Dr. Grant got a call like this two or three times a year. He would then call the Centers for Disease Control and Prevention to obtain the culture medium needed to send tissue samples for genetic identification of the organism. He would stick the test tubes with the proper medium they sent in his home refrigerator, ready to be used if the lesion seemed likely to be leishmaniasis and a biopsy or other sample was obtained. Most of the time he hadn’t needed it. Patients usually had something a little more common. Still, he wanted to be prepared.

A Second Opinion

Dr. Grant saw the patient the following week. The sore certainly looked like leishmaniasis. Still, there were other possibilities he didn’t want to overlook – other rare infections that can cause this type of open wound on the skin. He tested her for each of these oddities and arranged for a skin biopsy to be sent to the C.D.C.

The full results of these studies took a couple of weeks, but when the results came back Dr. Grant was worried. The patient had leishmaniasis, caused by one of the most aggressive species of the Leishmania protozoa. Patients with this form of the disease are at the highest risk that their infection will spread and must be treated with strong medications.

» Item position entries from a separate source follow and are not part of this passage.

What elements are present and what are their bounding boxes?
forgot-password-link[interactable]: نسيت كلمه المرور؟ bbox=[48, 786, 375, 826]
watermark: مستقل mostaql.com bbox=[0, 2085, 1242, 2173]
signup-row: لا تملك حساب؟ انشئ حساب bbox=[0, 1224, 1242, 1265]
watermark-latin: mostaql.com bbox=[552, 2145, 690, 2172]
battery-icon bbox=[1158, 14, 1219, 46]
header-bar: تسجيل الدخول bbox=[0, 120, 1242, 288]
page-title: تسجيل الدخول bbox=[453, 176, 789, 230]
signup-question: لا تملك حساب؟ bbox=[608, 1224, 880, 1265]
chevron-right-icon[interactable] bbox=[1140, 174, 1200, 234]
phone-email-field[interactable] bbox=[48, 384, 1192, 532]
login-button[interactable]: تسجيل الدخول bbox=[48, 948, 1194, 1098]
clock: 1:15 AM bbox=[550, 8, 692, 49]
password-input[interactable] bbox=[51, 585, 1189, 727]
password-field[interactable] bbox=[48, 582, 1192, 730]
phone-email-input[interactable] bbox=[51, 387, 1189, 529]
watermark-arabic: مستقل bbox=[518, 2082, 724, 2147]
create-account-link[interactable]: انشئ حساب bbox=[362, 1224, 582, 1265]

Same Medicine, Different Results

The patient’s boyfriend was also shown to have been infected with the same species of leishmania. Both were given amphotericin B, a powerful antimicrobial known by many doctors as ampho-terrible because it often makes patients feel terribly sick and can damage the kidneys.

Both came through treatment without difficulty. The boyfriend’s rash healed completely. The patient was not so lucky. A couple of weeks after treatment, tiny oozing bumps appeared around the original site. Recently new bumps appeared – this time on her face.

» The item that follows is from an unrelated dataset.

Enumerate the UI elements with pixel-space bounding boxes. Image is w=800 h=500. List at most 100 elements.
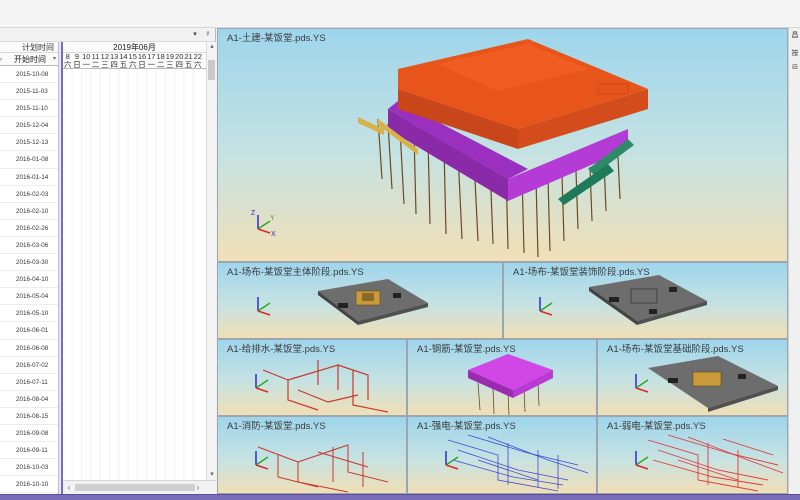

In early November she was given a second medication. It did nothing. What to do next is not clear. This is a rare disease in the United States. Many of the medicines used to treat this disease aren’t even available in this country.

The patient is understandably anxious. This can be a devastating disease. And it is an infection that can be passed on in utero, should she decide to have children. “I can deal with the scars, but I’m worried about what’s beyond that,” she said.

When Treatment Doesn’t Work

Often we think that getting a diagnosis will lead to cure, and certainly getting the right diagnosis is an essential first step. But treatment is not always successful. Amphotericin B is effective about 85 percent of the time. But what happens when it doesn’t work?

Her doctor is trying to sort that out. There is a new medication recently approved by the Food and Drug Administration to treat leishmaniasis called miltefosine, but it is not yet available in the United States. Dr. Grant and the patient are trying to figure out how to obtain it.

Leishmaniasis is a tropical disease and, like many of these diseases, common in regions with limited resources. Because of this, Dr. Grant says, the disease has been understudied and there is little agreement about the most effective treatment regimen. The Infectious Diseases Society of America is planning to release guidelines on the treatment of the disease in the fall of 2015. With any luck — and this new drug — this patient hopes to be better well before those guidelines come out.

Some readers were very critical of the doctor for not seeking medical care sooner — and for potentially putting her patients at risk. However, at the time she got sick, she was a resident, dealing with all the pressures residents face, including the knowledge that if she called in sick one of her colleagues would have to cover for her. One of the problems in medicine is that these young doctors feel enormous pressure to show up to work no matter what — and while it would be easy to blame this young woman, the larger issue is one of medical culture, something that will be harder to change.